Jaime Escalante became famous outside of Los Angeles high schools because of the 1988 film Stand and Deliver. In the film, Escalante takes a group of Latino high school students who are barely passing basic math and helps them earn passing grades on the AP Calculus exam in the course of a year. The film has been shown in teacher training programs throughout the nation, illustrating the –impossibly quick!—impact a single motivated teacher who enforces high standards can have on students.
Unfortunately, Hollywood sprinkled quite a bit of its magic dust on Escalante’s story. It took Escalante ten years of work, as well as feeder calculus classes to build his program. His life story after the movie wasn’t too glamorous either. Instead of embracing his educational philosophy, many educators rebelled against it, causing Escalante to resign from his East Los Angeles school and move to Sacramento.
Escalante was born in 1930 in Bolivia. He moved to Pasadena, California, taking odd jobs like mopping floors as he worked towards his associate’s degree in math and physics. After finishing his degree, he became a technician in a Pasadena electronics company. He did well at the company, but still was drawn to teaching. He enrolled in Cal State Los Angeles for his teaching credential. In 1974, he took a job teaching at Garfield High in East Los Angeles.
In his first year at the school, Escalante was assigned to teach the lowest level math. He was underwhelmed by his textbook’s level—it taught at a fifth-grade level by Bolivian standards. He called the electronics company he worked for and asked for his job back.
But Escalante persevered at the school. In 1978, he taught his first calculus section, but only two of his students earned a passing score on the AP exam. Passing rates grew in the ensuing years, but it wasn’t until 1982, five years after he started teaching calculus, did the events described in the movie take place.

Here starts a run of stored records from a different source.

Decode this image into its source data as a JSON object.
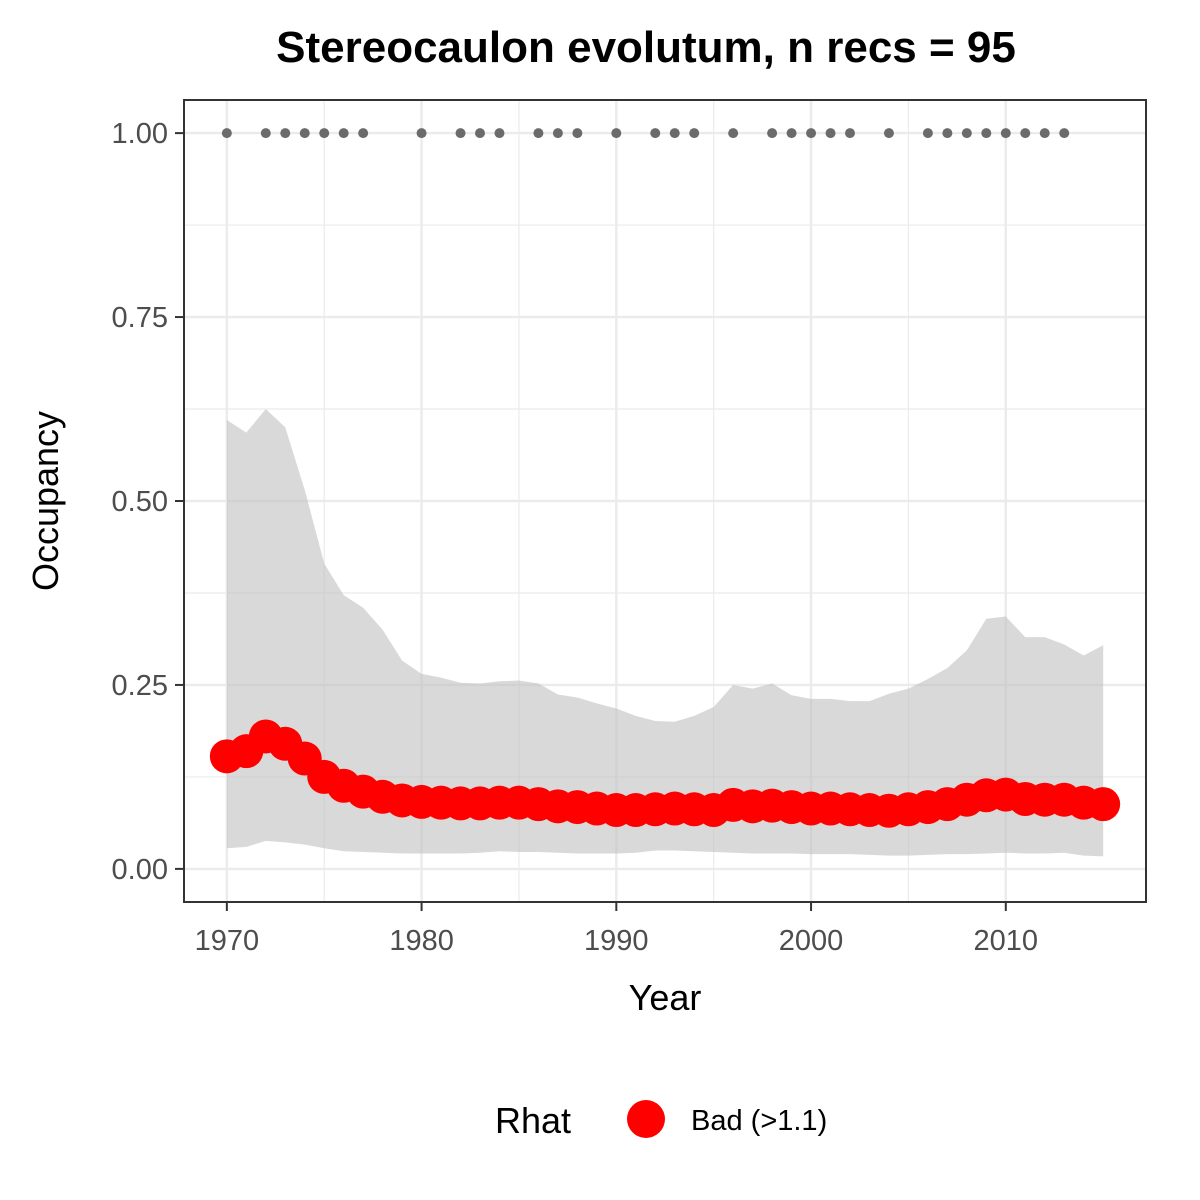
{
  "chart_data": {
    "type": "line",
    "title": "Stereocaulon evolutum, n recs = 95",
    "xlabel": "Year",
    "ylabel": "Occupancy",
    "xlim": [
      1967.8,
      2017.2
    ],
    "ylim": [
      -0.045,
      1.045
    ],
    "x_ticks": [
      1970,
      1980,
      1990,
      2000,
      2010
    ],
    "x_tick_labels": [
      "1970",
      "1980",
      "1990",
      "2000",
      "2010"
    ],
    "y_ticks": [
      0,
      0.25,
      0.5,
      0.75,
      1
    ],
    "y_tick_labels": [
      "0.00",
      "0.25",
      "0.50",
      "0.75",
      "1.00"
    ],
    "grid": true,
    "years": [
      1970,
      1971,
      1972,
      1973,
      1974,
      1975,
      1976,
      1977,
      1978,
      1979,
      1980,
      1981,
      1982,
      1983,
      1984,
      1985,
      1986,
      1987,
      1988,
      1989,
      1990,
      1991,
      1992,
      1993,
      1994,
      1995,
      1996,
      1997,
      1998,
      1999,
      2000,
      2001,
      2002,
      2003,
      2004,
      2005,
      2006,
      2007,
      2008,
      2009,
      2010,
      2011,
      2012,
      2013,
      2014,
      2015
    ],
    "series": [
      {
        "role": "mean",
        "values": [
          0.153,
          0.16,
          0.18,
          0.17,
          0.15,
          0.125,
          0.113,
          0.105,
          0.098,
          0.093,
          0.091,
          0.09,
          0.089,
          0.089,
          0.09,
          0.09,
          0.088,
          0.085,
          0.084,
          0.082,
          0.08,
          0.08,
          0.081,
          0.082,
          0.081,
          0.08,
          0.087,
          0.085,
          0.086,
          0.084,
          0.082,
          0.082,
          0.081,
          0.08,
          0.079,
          0.081,
          0.084,
          0.088,
          0.094,
          0.1,
          0.101,
          0.095,
          0.094,
          0.094,
          0.09,
          0.088
        ]
      },
      {
        "role": "upper_95ci",
        "values": [
          0.61,
          0.593,
          0.625,
          0.6,
          0.515,
          0.415,
          0.372,
          0.355,
          0.325,
          0.283,
          0.265,
          0.26,
          0.253,
          0.252,
          0.255,
          0.256,
          0.252,
          0.237,
          0.233,
          0.225,
          0.218,
          0.208,
          0.201,
          0.2,
          0.208,
          0.22,
          0.25,
          0.245,
          0.252,
          0.236,
          0.231,
          0.231,
          0.228,
          0.228,
          0.238,
          0.245,
          0.258,
          0.273,
          0.297,
          0.34,
          0.343,
          0.315,
          0.315,
          0.305,
          0.29,
          0.304
        ]
      },
      {
        "role": "lower_95ci",
        "values": [
          0.028,
          0.03,
          0.038,
          0.036,
          0.033,
          0.028,
          0.024,
          0.023,
          0.022,
          0.021,
          0.021,
          0.021,
          0.021,
          0.022,
          0.024,
          0.023,
          0.023,
          0.022,
          0.021,
          0.021,
          0.021,
          0.022,
          0.025,
          0.025,
          0.024,
          0.023,
          0.022,
          0.021,
          0.021,
          0.021,
          0.02,
          0.02,
          0.02,
          0.019,
          0.018,
          0.018,
          0.019,
          0.02,
          0.02,
          0.021,
          0.022,
          0.021,
          0.021,
          0.022,
          0.018,
          0.017
        ]
      }
    ],
    "records": {
      "y": 1,
      "years": [
        1970,
        1972,
        1973,
        1974,
        1975,
        1976,
        1977,
        1980,
        1982,
        1983,
        1984,
        1986,
        1987,
        1988,
        1990,
        1992,
        1993,
        1994,
        1996,
        1998,
        1999,
        2000,
        2001,
        2002,
        2004,
        2006,
        2007,
        2008,
        2009,
        2010,
        2011,
        2012,
        2013
      ]
    },
    "legend": {
      "title": "Rhat",
      "entries": [
        {
          "label": "Bad (>1.1)",
          "color": "#ff0000"
        }
      ],
      "position": "bottom"
    },
    "colors": {
      "mean_points": "#ff0000",
      "ci_ribbon": "#bfbfbf",
      "records": "#6b6b6b",
      "grid": "#ebebeb",
      "panel_border": "#333333"
    }
  }
}
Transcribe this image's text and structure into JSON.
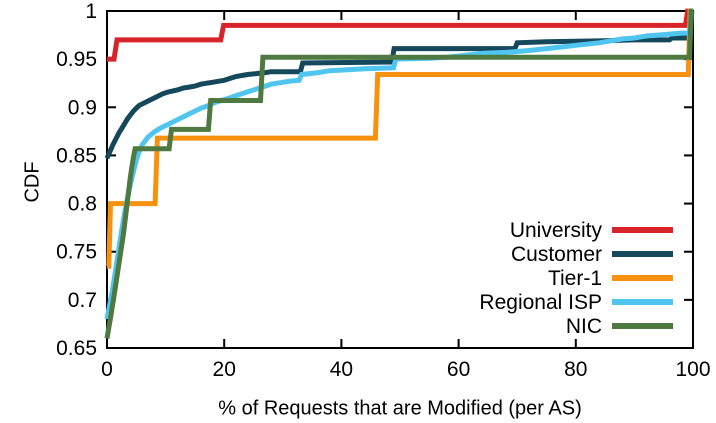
{
  "chart_data": {
    "type": "line",
    "subtype": "cdf",
    "title": "",
    "xlabel": "% of Requests that are Modified (per AS)",
    "ylabel": "CDF",
    "xlim": [
      0,
      100
    ],
    "ylim": [
      0.65,
      1.0
    ],
    "xticks": [
      0,
      20,
      40,
      60,
      80,
      100
    ],
    "yticks": [
      0.65,
      0.7,
      0.75,
      0.8,
      0.85,
      0.9,
      0.95,
      1
    ],
    "grid": false,
    "legend_position": "inside-bottom-right",
    "background_color": "#ffffff",
    "axis_color": "#000000",
    "series": [
      {
        "name": "University",
        "color": "#d8232a",
        "points": [
          [
            0,
            0.95
          ],
          [
            1.2,
            0.95
          ],
          [
            1.7,
            0.97
          ],
          [
            19.4,
            0.97
          ],
          [
            19.9,
            0.985
          ],
          [
            98.7,
            0.985
          ],
          [
            99.1,
            1
          ],
          [
            100,
            1
          ]
        ]
      },
      {
        "name": "Customer",
        "color": "#16485c",
        "points": [
          [
            0,
            0.847
          ],
          [
            0.5,
            0.854
          ],
          [
            1,
            0.861
          ],
          [
            1.5,
            0.867
          ],
          [
            2,
            0.873
          ],
          [
            2.5,
            0.878
          ],
          [
            3,
            0.883
          ],
          [
            3.5,
            0.888
          ],
          [
            4,
            0.892
          ],
          [
            4.5,
            0.896
          ],
          [
            5,
            0.899
          ],
          [
            5.5,
            0.902
          ],
          [
            6.5,
            0.905
          ],
          [
            7.5,
            0.908
          ],
          [
            8.5,
            0.911
          ],
          [
            9.5,
            0.914
          ],
          [
            10.5,
            0.916
          ],
          [
            12,
            0.918
          ],
          [
            13,
            0.92
          ],
          [
            14,
            0.921
          ],
          [
            15,
            0.922
          ],
          [
            16,
            0.924
          ],
          [
            17,
            0.925
          ],
          [
            18,
            0.926
          ],
          [
            19,
            0.927
          ],
          [
            20,
            0.928
          ],
          [
            21,
            0.93
          ],
          [
            22,
            0.932
          ],
          [
            23,
            0.933
          ],
          [
            24,
            0.934
          ],
          [
            25.5,
            0.935
          ],
          [
            27,
            0.936
          ],
          [
            28,
            0.937
          ],
          [
            33,
            0.937
          ],
          [
            33.4,
            0.946
          ],
          [
            48.6,
            0.947
          ],
          [
            49,
            0.961
          ],
          [
            69.6,
            0.961
          ],
          [
            70,
            0.967
          ],
          [
            75,
            0.968
          ],
          [
            85,
            0.969
          ],
          [
            90,
            0.97
          ],
          [
            96,
            0.97
          ],
          [
            96.4,
            0.972
          ],
          [
            99.5,
            0.972
          ],
          [
            99.8,
            1
          ],
          [
            100,
            1
          ]
        ]
      },
      {
        "name": "Tier-1",
        "color": "#f7920e",
        "points": [
          [
            0,
            0.735
          ],
          [
            0.3,
            0.735
          ],
          [
            0.6,
            0.8
          ],
          [
            8.2,
            0.8
          ],
          [
            8.6,
            0.868
          ],
          [
            45.8,
            0.868
          ],
          [
            46.2,
            0.934
          ],
          [
            99.2,
            0.934
          ],
          [
            99.5,
            1
          ],
          [
            100,
            1
          ]
        ]
      },
      {
        "name": "Regional ISP",
        "color": "#4fc5f0",
        "points": [
          [
            0,
            0.68
          ],
          [
            0.5,
            0.696
          ],
          [
            1,
            0.713
          ],
          [
            1.5,
            0.732
          ],
          [
            2,
            0.752
          ],
          [
            2.5,
            0.772
          ],
          [
            3,
            0.79
          ],
          [
            3.5,
            0.806
          ],
          [
            4,
            0.82
          ],
          [
            4.5,
            0.833
          ],
          [
            5,
            0.845
          ],
          [
            5.5,
            0.854
          ],
          [
            6,
            0.861
          ],
          [
            7,
            0.869
          ],
          [
            8,
            0.874
          ],
          [
            9,
            0.878
          ],
          [
            10,
            0.881
          ],
          [
            11,
            0.884
          ],
          [
            12,
            0.887
          ],
          [
            13,
            0.89
          ],
          [
            14,
            0.893
          ],
          [
            15,
            0.896
          ],
          [
            16,
            0.899
          ],
          [
            17,
            0.901
          ],
          [
            18,
            0.904
          ],
          [
            19,
            0.906
          ],
          [
            20,
            0.908
          ],
          [
            21,
            0.91
          ],
          [
            22,
            0.912
          ],
          [
            23,
            0.914
          ],
          [
            24,
            0.916
          ],
          [
            25,
            0.918
          ],
          [
            26,
            0.92
          ],
          [
            27,
            0.922
          ],
          [
            28,
            0.924
          ],
          [
            29,
            0.925
          ],
          [
            30,
            0.926
          ],
          [
            31,
            0.927
          ],
          [
            32.8,
            0.928
          ],
          [
            33.2,
            0.934
          ],
          [
            36,
            0.936
          ],
          [
            38,
            0.938
          ],
          [
            41,
            0.939
          ],
          [
            44,
            0.94
          ],
          [
            48.9,
            0.941
          ],
          [
            49.3,
            0.95
          ],
          [
            55,
            0.951
          ],
          [
            58,
            0.952
          ],
          [
            61,
            0.954
          ],
          [
            64,
            0.956
          ],
          [
            68,
            0.957
          ],
          [
            72,
            0.959
          ],
          [
            75,
            0.961
          ],
          [
            78,
            0.963
          ],
          [
            81,
            0.965
          ],
          [
            84,
            0.967
          ],
          [
            86,
            0.969
          ],
          [
            88,
            0.971
          ],
          [
            90,
            0.972
          ],
          [
            92,
            0.974
          ],
          [
            94,
            0.975
          ],
          [
            96,
            0.976
          ],
          [
            98,
            0.977
          ],
          [
            99.4,
            0.977
          ],
          [
            99.7,
            1
          ],
          [
            100,
            1
          ]
        ]
      },
      {
        "name": "NIC",
        "color": "#4e7a41",
        "points": [
          [
            0,
            0.66
          ],
          [
            0.7,
            0.685
          ],
          [
            1.4,
            0.712
          ],
          [
            2.1,
            0.74
          ],
          [
            2.8,
            0.768
          ],
          [
            3.4,
            0.798
          ],
          [
            4,
            0.828
          ],
          [
            4.5,
            0.848
          ],
          [
            4.8,
            0.857
          ],
          [
            10.6,
            0.857
          ],
          [
            11,
            0.877
          ],
          [
            17.3,
            0.877
          ],
          [
            17.7,
            0.907
          ],
          [
            26.2,
            0.907
          ],
          [
            26.6,
            0.952
          ],
          [
            99.4,
            0.952
          ],
          [
            99.7,
            1
          ],
          [
            100,
            1
          ]
        ]
      }
    ]
  }
}
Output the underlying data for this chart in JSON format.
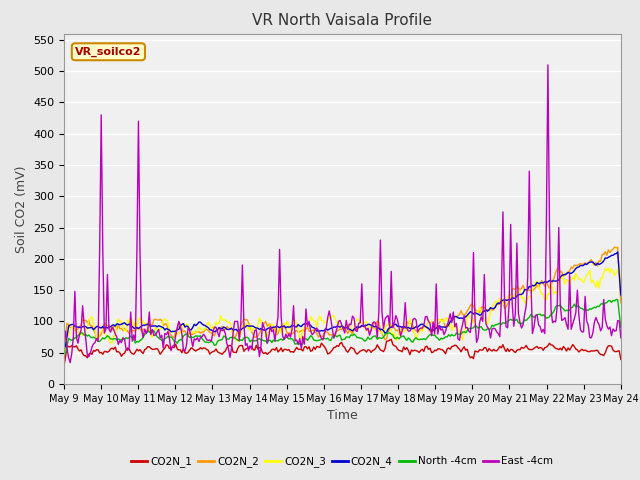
{
  "title": "VR North Vaisala Profile",
  "xlabel": "Time",
  "ylabel": "Soil CO2 (mV)",
  "ylim": [
    0,
    560
  ],
  "yticks": [
    0,
    50,
    100,
    150,
    200,
    250,
    300,
    350,
    400,
    450,
    500,
    550
  ],
  "legend_label": "VR_soilco2",
  "series_names": [
    "CO2N_1",
    "CO2N_2",
    "CO2N_3",
    "CO2N_4",
    "North -4cm",
    "East -4cm"
  ],
  "series_colors": [
    "#cc0000",
    "#ff9900",
    "#ffff00",
    "#0000cc",
    "#00bb00",
    "#bb00bb"
  ],
  "fig_bg_color": "#e8e8e8",
  "plot_bg_color": "#f0f0f0",
  "n_points": 360,
  "x_start": 9,
  "x_end": 24,
  "xtick_positions": [
    9,
    10,
    11,
    12,
    13,
    14,
    15,
    16,
    17,
    18,
    19,
    20,
    21,
    22,
    23,
    24
  ],
  "xtick_labels": [
    "May 9",
    "May 10",
    "May 11",
    "May 12",
    "May 13",
    "May 14",
    "May 15",
    "May 16",
    "May 17",
    "May 18",
    "May 19",
    "May 20",
    "May 21",
    "May 22",
    "May 23",
    "May 24"
  ]
}
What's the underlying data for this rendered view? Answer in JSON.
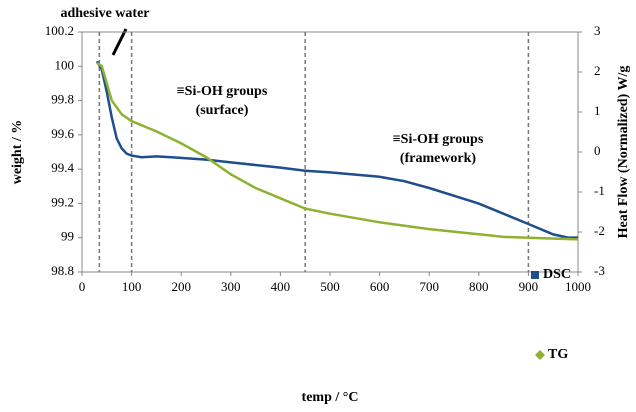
{
  "chart_data": {
    "type": "line",
    "x_label": "temp / °C",
    "y_label": "weight / %",
    "y2_label": "Heat Flow (Normalized) W/g",
    "xlim": [
      0,
      1000
    ],
    "xticks": [
      0,
      100,
      200,
      300,
      400,
      500,
      600,
      700,
      800,
      900,
      1000
    ],
    "ylim": [
      98.8,
      100.2
    ],
    "yticks": [
      98.8,
      99,
      99.2,
      99.4,
      99.6,
      99.8,
      100,
      100.2
    ],
    "y2lim": [
      -3,
      3
    ],
    "y2ticks": [
      -3,
      -2,
      -1,
      0,
      1,
      2,
      3
    ],
    "vlines": [
      35,
      100,
      450,
      900
    ],
    "annotations": [
      [
        "adhesive water"
      ],
      [
        "≡Si-OH groups",
        "(surface)"
      ],
      [
        "≡Si-OH groups",
        "(framework)"
      ]
    ],
    "series": [
      {
        "name": "DSC",
        "color": "#1f4e8c",
        "axis": "y2",
        "x": [
          30,
          40,
          50,
          60,
          70,
          80,
          90,
          100,
          120,
          150,
          180,
          250,
          300,
          400,
          450,
          500,
          600,
          650,
          700,
          800,
          900,
          950,
          980,
          1000
        ],
        "values": [
          2.27,
          2.06,
          1.5,
          0.86,
          0.34,
          0.09,
          -0.04,
          -0.09,
          -0.13,
          -0.11,
          -0.13,
          -0.19,
          -0.26,
          -0.39,
          -0.47,
          -0.51,
          -0.62,
          -0.73,
          -0.9,
          -1.29,
          -1.8,
          -2.06,
          -2.14,
          -2.14
        ]
      },
      {
        "name": "TG",
        "color": "#8db230",
        "x": [
          30,
          40,
          50,
          60,
          80,
          100,
          150,
          200,
          250,
          300,
          350,
          400,
          450,
          500,
          600,
          700,
          800,
          850,
          900,
          1000
        ],
        "values": [
          100.02,
          100.0,
          99.9,
          99.8,
          99.72,
          99.68,
          99.62,
          99.55,
          99.47,
          99.37,
          99.29,
          99.23,
          99.17,
          99.14,
          99.09,
          99.05,
          99.02,
          99.005,
          99.0,
          98.99
        ]
      }
    ]
  }
}
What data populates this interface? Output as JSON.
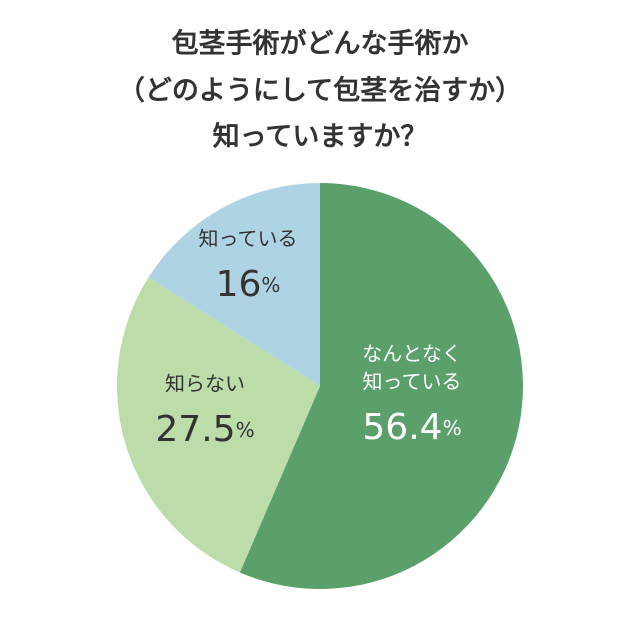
{
  "chart_data": {
    "type": "pie",
    "title": [
      "包茎手術がどんな手術か",
      "（どのようにして包茎を治すか）",
      "知っていますか？"
    ],
    "categories": [
      [
        "なんとなく",
        "知っている"
      ],
      [
        "知らない"
      ],
      [
        "知っている"
      ]
    ],
    "values": [
      56.4,
      27.5,
      16
    ],
    "value_labels": [
      "56.4%",
      "27.5%",
      "16%"
    ],
    "colors": [
      "#5ba06b",
      "#bcdca9",
      "#aed4e4"
    ]
  }
}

18 students enrolled in Escalante’s calculus section in 1982. Escalante forced them to study before and after school, as well as on Saturdays. All 18 of these students took the test and passed it. However, the Educational Testing Service believed many of the students had cheated because the answers on each of the tests followed similar patterns. 14 students were asked to take the test again. Twelve agreed to do so and all twelve did well enough to reinstate their original scores.
By 1990, Escalante’s math program had reached its peak. It involved over 400 students in math classes ranging from algebra to advanced calculus, with students with passing scores on the AP Exam nearly doubling each year. Escalante’s plan was to grow the program to over 1,000 students.
But Escalante didn’t make it. He and his math enrichment teachers left Garfield in 1991. Escalante was tired of the politics and jealousy of other teachers and administrators at Garfield, many of who were jealous of Escalante’s movie-making success. The academically-focused principal depicted in the movie also left the school, replaced by a principal more interested in extracurriculars than in a rigorous academic program.
After leaving Los Angeles, Escalante kept busy. He went to another high school in Sacramento and shocked his followers by opposing bilingual education in California in 1998. After seven years in Sacramento, Escalante moved back to Bolivia to teach at the university. He died in 2010.
Escalante's legacy will live on in the movie. Hopefully, educators will familiarize themselves with the real-life Escalante, however; his story was impressive enough on its own.